Ethereum network founder Vitalik Buterin wants to bring the hope-source ethos behind blockchain technology to research at the University of California, San Diego (UC San Diego).
The $15 million donation from the Balvi Filantropic Fund, directed by Buterin, will establish the Meta-Institute for Airborne Disease in a Changing Climate at UC San Diego and mark one of the largest donations of cryptocurrency gifts made to a U.S. university.
Over the last several years, it has become abundantly apparent that we need more open-source scientific research to better understand airborne pathogens and pollutants and how they affect us,
Buterin said in a UC San Diego release.
I am pleased to support the creation of this new institute at UC San Diego, which will work to grow our scientific knowledge about airborne disease and share it freely, enabling changes to infrastructure and policy that benefit people around the globe.
The new institute will be based in the UC San Diego School of Biological Sciences with researchers from the Scripps Institution of Oceanography and the School of Physical Sciences primarily working on projects.
Kim Prather, distinguished chair in atmospheric chemistry and distinguished professor at Scripps Institution of Oceanography and the Department of Chemistry and Biochemistry at UC San Diego, and Rommie Amaro, distinguished professor of theoretical and computational chemistry, section chair of biochemistry and biophysics, and co-director of the Visible Molecular Cell Consortium at UC San Diego, will serve as co-directors.

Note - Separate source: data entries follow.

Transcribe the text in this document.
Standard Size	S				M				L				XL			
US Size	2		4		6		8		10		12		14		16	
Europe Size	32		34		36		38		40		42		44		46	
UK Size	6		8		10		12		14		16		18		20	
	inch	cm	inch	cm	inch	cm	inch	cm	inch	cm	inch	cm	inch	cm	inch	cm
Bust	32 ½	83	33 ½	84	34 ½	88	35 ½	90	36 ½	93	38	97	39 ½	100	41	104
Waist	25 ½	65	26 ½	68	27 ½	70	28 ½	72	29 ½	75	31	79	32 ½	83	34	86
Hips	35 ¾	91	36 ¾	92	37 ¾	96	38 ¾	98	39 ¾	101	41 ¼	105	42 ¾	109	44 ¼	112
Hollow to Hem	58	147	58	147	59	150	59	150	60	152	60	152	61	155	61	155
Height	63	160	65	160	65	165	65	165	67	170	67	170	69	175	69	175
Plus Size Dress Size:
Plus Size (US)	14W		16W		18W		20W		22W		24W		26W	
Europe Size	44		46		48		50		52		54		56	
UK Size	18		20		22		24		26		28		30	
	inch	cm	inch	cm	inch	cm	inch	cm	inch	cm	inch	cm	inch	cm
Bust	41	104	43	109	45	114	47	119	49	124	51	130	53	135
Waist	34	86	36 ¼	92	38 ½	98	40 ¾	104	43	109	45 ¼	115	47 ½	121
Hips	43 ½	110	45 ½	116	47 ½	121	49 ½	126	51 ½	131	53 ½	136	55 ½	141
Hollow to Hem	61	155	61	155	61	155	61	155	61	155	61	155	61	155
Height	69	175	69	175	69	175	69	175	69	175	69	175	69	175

We are excited to launch this new institute that will allow us to take a multidisciplinary approach to better understand airborne transmission of disease,
Prather said in the release.
Working together with health care experts, infectious disease doctors, engineers, respiratory experts, and scientists, we will be developing state-of-the-art measurements and computational tools to study these problems. A major goal is to develop a better understanding of the production and sources of airborne bioparticles and how long they remain infectious.
— Kimberly Prather, Ph.D. (@kprather88) March 7, 2023So excited for this new adventure!! Our goal is to connect our understanding of the science of airborne disease transmission with education and measures to improve indoor air that will better protect everyone. (1/2) https://t.co/gLawokQKiQ
In this spirit of the Balvi Filantropic Fund’s mission to make scientific knowledge more widely available without barriers, the institute will publish research made possible by Buterin’s donation in open-access journals and make reports and additional data available to the public online.
Intellectual property, including research equipment and instrumentation developed with the funding, will also be placed in the public domain, according to the university.
Our goal in establishing the Meta-Institute for Airborne Disease in a Changing Climate is to create a multi-disciplinary center dedicated to open-source science, to further expand our understanding of airborne pathogens and pollution,
Buterin said.
We are optimistic that bringing together top researchers from across disciplines will lead to positive global impact, both for solving the present COVID pandemic and in other areas.